In this example, the physical theater is an integral part of the experience of the movie. I have seen other IMAX films before, both the science museum programs and Hollywood blockbusters. I can easily conceive of watching these films in other formats, such as home viewing or academic screenings, without a great loss to the experience. However, if the moving image aspect of Soarin' were removed from the ride, it would be changed completely. Thinking about Soarin' has reminded me how important the space of viewing is important to the experience of reception.

The second example of unique screening tactics is the pre-fireworks moving image projection on Cinderella Castle, a production an announcer's voice says is entitled Celebrate the Magic. I have seen a variation of this technology during an earlier visit, but the most recent incarnation was particularly fascinating. Instead of a flat (or at minimum smooth screen), the 'screen' is a 3-dimensional building.

A sequence of vignettes related to Disney properties (characters, movies, stories) are projected. There is a main projection on the façade of the building, and there are two additional, but slightly truncated, projections centered on the corners of the building. Viewers standing anywhere in the front of the park can experience the show. At times the projections highlight the existing architecture, which is then manipulated based on the actions of the characters on screen. For example, Wreck-It Ralph breaks off castle bricks like an old-school video game. The experience is truly magical.

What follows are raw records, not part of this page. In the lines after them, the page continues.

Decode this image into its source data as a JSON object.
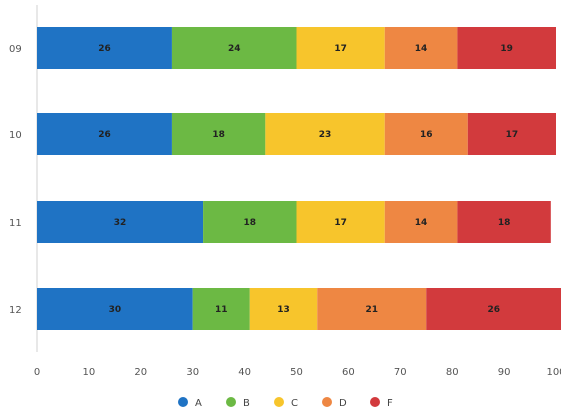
{
  "chart_data": {
    "type": "bar",
    "orientation": "horizontal",
    "stacked": true,
    "title": "",
    "xlabel": "",
    "ylabel": "",
    "categories": [
      "09",
      "10",
      "11",
      "12"
    ],
    "xlim": [
      0,
      100
    ],
    "x_ticks": [
      0,
      10,
      20,
      30,
      40,
      50,
      60,
      70,
      80,
      90,
      100
    ],
    "grid": false,
    "legend_position": "bottom",
    "series": [
      {
        "name": "A",
        "color": "#1f73c4",
        "values": [
          26,
          26,
          32,
          30
        ]
      },
      {
        "name": "B",
        "color": "#6cb944",
        "values": [
          24,
          18,
          18,
          11
        ]
      },
      {
        "name": "C",
        "color": "#f7c52c",
        "values": [
          17,
          23,
          17,
          13
        ]
      },
      {
        "name": "D",
        "color": "#ee8743",
        "values": [
          14,
          16,
          14,
          21
        ]
      },
      {
        "name": "F",
        "color": "#d23a3d",
        "values": [
          19,
          17,
          18,
          26
        ]
      }
    ]
  }
}
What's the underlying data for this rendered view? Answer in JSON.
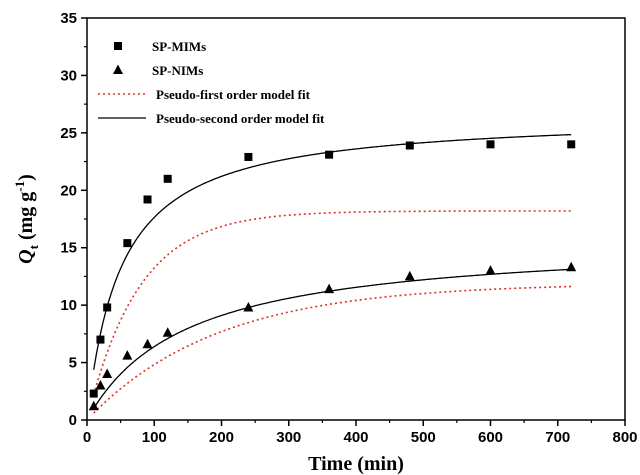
{
  "chart_data": {
    "type": "scatter",
    "xlabel": "Time (min)",
    "ylabel": {
      "main": "Q",
      "sub": "t",
      "unit": " (mg g",
      "sup": "-1",
      "close": ")"
    },
    "xlim": [
      0,
      800
    ],
    "ylim": [
      0,
      35
    ],
    "x_ticks": [
      0,
      100,
      200,
      300,
      400,
      500,
      600,
      700,
      800
    ],
    "y_ticks": [
      0,
      5,
      10,
      15,
      20,
      25,
      30,
      35
    ],
    "legend_placement": "top-left",
    "grid": false,
    "series": [
      {
        "name": "SP-MIMs",
        "marker": "square",
        "color": "#000000",
        "x": [
          10,
          20,
          30,
          60,
          90,
          120,
          240,
          360,
          480,
          600,
          720
        ],
        "y": [
          2.3,
          7.0,
          9.8,
          15.4,
          19.2,
          21.0,
          22.9,
          23.1,
          23.9,
          24.0,
          24.0
        ]
      },
      {
        "name": "SP-NIMs",
        "marker": "triangle",
        "color": "#000000",
        "x": [
          10,
          20,
          30,
          60,
          90,
          120,
          240,
          360,
          480,
          600,
          720
        ],
        "y": [
          1.2,
          3.0,
          4.0,
          5.6,
          6.6,
          7.6,
          9.8,
          11.4,
          12.5,
          13.0,
          13.3
        ]
      },
      {
        "name": "Pseudo-first order model fit",
        "style": "dotted",
        "color": "#e0302a",
        "curves": [
          {
            "fit": "first",
            "qe": 18.2,
            "k": 0.013,
            "x_range": [
              10,
              720
            ]
          },
          {
            "fit": "first",
            "qe": 11.9,
            "k": 0.0052,
            "x_range": [
              10,
              720
            ]
          }
        ]
      },
      {
        "name": "Pseudo-second order model fit",
        "style": "solid",
        "color": "#000000",
        "curves": [
          {
            "fit": "second",
            "qe": 26.6,
            "k": 0.00074,
            "x_range": [
              10,
              720
            ]
          },
          {
            "fit": "second",
            "qe": 15.8,
            "k": 0.00043,
            "x_range": [
              10,
              720
            ]
          }
        ]
      }
    ]
  }
}
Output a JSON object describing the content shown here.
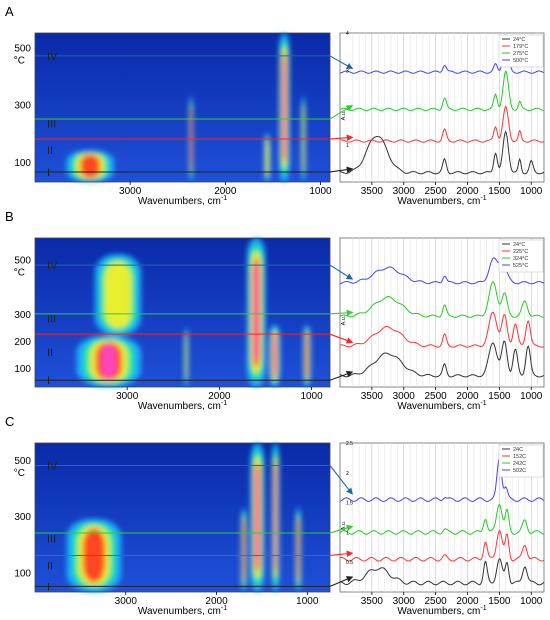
{
  "panels": [
    {
      "letter": "A",
      "heatmap": {
        "type": "heatmap",
        "xlabel": "Wavenumbers, cm",
        "xlabel_sup": "-1",
        "x_reversed": true,
        "x_ticks": [
          3000,
          2000,
          1000
        ],
        "y_unit": "°C",
        "y_ticks": [
          100,
          300,
          500
        ],
        "xlim": [
          4000,
          900
        ],
        "ylim": [
          30,
          550
        ],
        "regions": [
          "I",
          "II",
          "III",
          "IV"
        ],
        "guides": [
          {
            "y": 65,
            "color": "#222222"
          },
          {
            "y": 180,
            "color": "#ff2222"
          },
          {
            "y": 250,
            "color": "#33cc33"
          },
          {
            "y": 470,
            "color": "#2266aa"
          }
        ],
        "bands": [
          {
            "x": 3420,
            "w": 500,
            "y0": 30,
            "y1": 140,
            "i": 0.75
          },
          {
            "x": 2360,
            "w": 40,
            "y0": 30,
            "y1": 330,
            "i": 0.55
          },
          {
            "x": 1560,
            "w": 60,
            "y0": 30,
            "y1": 200,
            "i": 0.45
          },
          {
            "x": 1380,
            "w": 110,
            "y0": 30,
            "y1": 550,
            "i": 1.0
          },
          {
            "x": 1180,
            "w": 40,
            "y0": 30,
            "y1": 330,
            "i": 0.4
          }
        ]
      },
      "spectra": {
        "type": "line",
        "ylabel": "A.u.",
        "x_reversed": true,
        "x_ticks": [
          3500,
          3000,
          2500,
          2000,
          1500,
          1000
        ],
        "xlim": [
          4000,
          800
        ],
        "y_ticks": [
          1,
          2,
          3,
          4
        ],
        "ylim": [
          0,
          4
        ],
        "xlabel": "Wavenumbers, cm",
        "xlabel_sup": "-1",
        "series": [
          {
            "name": "24°C",
            "color": "#333333",
            "offset": 0.25,
            "peaks": [
              [
                3420,
                1.0,
                220
              ],
              [
                2360,
                0.35,
                40
              ],
              [
                1560,
                0.55,
                40
              ],
              [
                1400,
                1.1,
                60
              ],
              [
                1180,
                0.35,
                30
              ],
              [
                1000,
                0.3,
                40
              ]
            ]
          },
          {
            "name": "179°C",
            "color": "#ff3333",
            "offset": 1.1,
            "peaks": [
              [
                2360,
                0.3,
                40
              ],
              [
                1560,
                0.4,
                40
              ],
              [
                1400,
                0.9,
                60
              ],
              [
                1180,
                0.25,
                30
              ]
            ]
          },
          {
            "name": "275°C",
            "color": "#22cc22",
            "offset": 1.95,
            "peaks": [
              [
                2360,
                0.3,
                40
              ],
              [
                1560,
                0.4,
                40
              ],
              [
                1400,
                1.0,
                60
              ],
              [
                1180,
                0.2,
                30
              ]
            ]
          },
          {
            "name": "500°C",
            "color": "#4444ee",
            "offset": 2.95,
            "peaks": [
              [
                2360,
                0.2,
                40
              ],
              [
                1560,
                0.2,
                40
              ],
              [
                1400,
                1.0,
                55
              ]
            ]
          }
        ]
      }
    },
    {
      "letter": "B",
      "heatmap": {
        "type": "heatmap",
        "xlabel": "Wavenumbers, cm",
        "xlabel_sup": "-1",
        "x_reversed": true,
        "x_ticks": [
          3000,
          2000,
          1000
        ],
        "y_unit": "°C",
        "y_ticks": [
          100,
          200,
          300,
          500
        ],
        "xlim": [
          4000,
          800
        ],
        "ylim": [
          30,
          580
        ],
        "regions": [
          "I",
          "II",
          "III",
          "IV"
        ],
        "guides": [
          {
            "y": 55,
            "color": "#222222"
          },
          {
            "y": 225,
            "color": "#ff2222"
          },
          {
            "y": 300,
            "color": "#33cc33"
          },
          {
            "y": 480,
            "color": "#2266aa"
          }
        ],
        "bands": [
          {
            "x": 3200,
            "w": 700,
            "y0": 30,
            "y1": 220,
            "i": 0.9
          },
          {
            "x": 3100,
            "w": 500,
            "y0": 220,
            "y1": 520,
            "i": 0.5
          },
          {
            "x": 2360,
            "w": 40,
            "y0": 30,
            "y1": 250,
            "i": 0.5
          },
          {
            "x": 1600,
            "w": 200,
            "y0": 30,
            "y1": 580,
            "i": 1.0
          },
          {
            "x": 1400,
            "w": 120,
            "y0": 30,
            "y1": 260,
            "i": 0.95
          },
          {
            "x": 1050,
            "w": 80,
            "y0": 30,
            "y1": 260,
            "i": 0.6
          }
        ]
      },
      "spectra": {
        "type": "line",
        "ylabel": "A.u.",
        "x_reversed": true,
        "x_ticks": [
          3500,
          3000,
          2500,
          2000,
          1500,
          1000
        ],
        "xlim": [
          4000,
          800
        ],
        "y_ticks": [],
        "ylim": [
          0,
          4
        ],
        "xlabel": "Wavenumbers, cm",
        "xlabel_sup": "-1",
        "series": [
          {
            "name": "24°C",
            "color": "#333333",
            "offset": 0.3,
            "peaks": [
              [
                3250,
                0.6,
                300
              ],
              [
                2360,
                0.3,
                40
              ],
              [
                1600,
                0.9,
                90
              ],
              [
                1420,
                0.9,
                60
              ],
              [
                1250,
                0.7,
                50
              ],
              [
                1050,
                0.8,
                50
              ]
            ]
          },
          {
            "name": "225°C",
            "color": "#ff3333",
            "offset": 1.1,
            "peaks": [
              [
                3250,
                0.5,
                300
              ],
              [
                2360,
                0.3,
                40
              ],
              [
                1600,
                0.9,
                90
              ],
              [
                1420,
                0.8,
                60
              ],
              [
                1250,
                0.6,
                50
              ],
              [
                1050,
                0.7,
                50
              ]
            ]
          },
          {
            "name": "324°C",
            "color": "#22cc22",
            "offset": 1.9,
            "peaks": [
              [
                3250,
                0.5,
                300
              ],
              [
                2360,
                0.3,
                40
              ],
              [
                1600,
                0.9,
                90
              ],
              [
                1420,
                0.6,
                60
              ],
              [
                1100,
                0.4,
                60
              ]
            ]
          },
          {
            "name": "525°C",
            "color": "#4444ee",
            "offset": 2.8,
            "peaks": [
              [
                3250,
                0.4,
                300
              ],
              [
                2360,
                0.2,
                40
              ],
              [
                1600,
                0.6,
                90
              ],
              [
                1450,
                0.5,
                90
              ]
            ]
          }
        ]
      }
    },
    {
      "letter": "C",
      "heatmap": {
        "type": "heatmap",
        "xlabel": "Wavenumbers, cm",
        "xlabel_sup": "-1",
        "x_reversed": true,
        "x_ticks": [
          3000,
          2000,
          1000
        ],
        "y_unit": "°C",
        "y_ticks": [
          100,
          300,
          500
        ],
        "xlim": [
          4000,
          750
        ],
        "ylim": [
          30,
          560
        ],
        "regions": [
          "I",
          "II",
          "III",
          "IV"
        ],
        "guides": [
          {
            "y": 50,
            "color": "#222222"
          },
          {
            "y": 160,
            "color": "#ff2222"
          },
          {
            "y": 240,
            "color": "#33cc33"
          },
          {
            "y": 480,
            "color": "#2266aa"
          }
        ],
        "bands": [
          {
            "x": 3350,
            "w": 600,
            "y0": 30,
            "y1": 290,
            "i": 0.55
          },
          {
            "x": 1700,
            "w": 60,
            "y0": 30,
            "y1": 330,
            "i": 0.6
          },
          {
            "x": 1550,
            "w": 150,
            "y0": 30,
            "y1": 560,
            "i": 0.95
          },
          {
            "x": 1350,
            "w": 80,
            "y0": 30,
            "y1": 560,
            "i": 0.9
          },
          {
            "x": 1100,
            "w": 60,
            "y0": 30,
            "y1": 330,
            "i": 0.55
          }
        ]
      },
      "spectra": {
        "type": "line",
        "ylabel": "A.u.",
        "x_reversed": true,
        "x_ticks": [
          3500,
          3000,
          2500,
          2000,
          1500,
          1000
        ],
        "xlim": [
          4000,
          800
        ],
        "y_ticks": [
          0.5,
          1.0,
          1.5,
          2.0,
          2.5
        ],
        "ylim": [
          0,
          2.5
        ],
        "xlabel": "Wavenumbers, cm",
        "xlabel_sup": "-1",
        "series": [
          {
            "name": "24C",
            "color": "#333333",
            "offset": 0.15,
            "peaks": [
              [
                3400,
                0.25,
                250
              ],
              [
                1720,
                0.35,
                40
              ],
              [
                1500,
                0.4,
                60
              ],
              [
                1380,
                0.35,
                40
              ],
              [
                1100,
                0.3,
                50
              ]
            ]
          },
          {
            "name": "152C",
            "color": "#ff3333",
            "offset": 0.55,
            "peaks": [
              [
                2360,
                0.05,
                40
              ],
              [
                1720,
                0.3,
                40
              ],
              [
                1500,
                0.5,
                60
              ],
              [
                1380,
                0.4,
                40
              ],
              [
                1100,
                0.25,
                50
              ]
            ]
          },
          {
            "name": "242C",
            "color": "#22cc22",
            "offset": 1.0,
            "peaks": [
              [
                2360,
                0.05,
                40
              ],
              [
                1720,
                0.25,
                40
              ],
              [
                1500,
                0.5,
                60
              ],
              [
                1380,
                0.35,
                40
              ],
              [
                1100,
                0.2,
                50
              ]
            ]
          },
          {
            "name": "502C",
            "color": "#4444ee",
            "offset": 1.55,
            "peaks": [
              [
                2360,
                0.05,
                40
              ],
              [
                1500,
                0.7,
                50
              ],
              [
                1400,
                0.2,
                40
              ]
            ]
          }
        ]
      }
    }
  ]
}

Here's one spectator's ten-minute home video recording of it:

"Disney Magic Kingdom NEW!! Lights Castle Show 2013 Cindirella [sic] Castle," ("Film by Josh"), posted Jan. 20, 2013, by Mr121brian121,

Why bring these up in relation to curating? While I was enjoying spring break in the sun, I found myself thinking about how these experiences can be archived. Can they be curated in the future? These are extreme examples, but it really makes me think about how can we, as curators, ever recreate an experience. Further, with advances in technology including integration of moving images into other forms of public experience, what new challenges will curators be facing?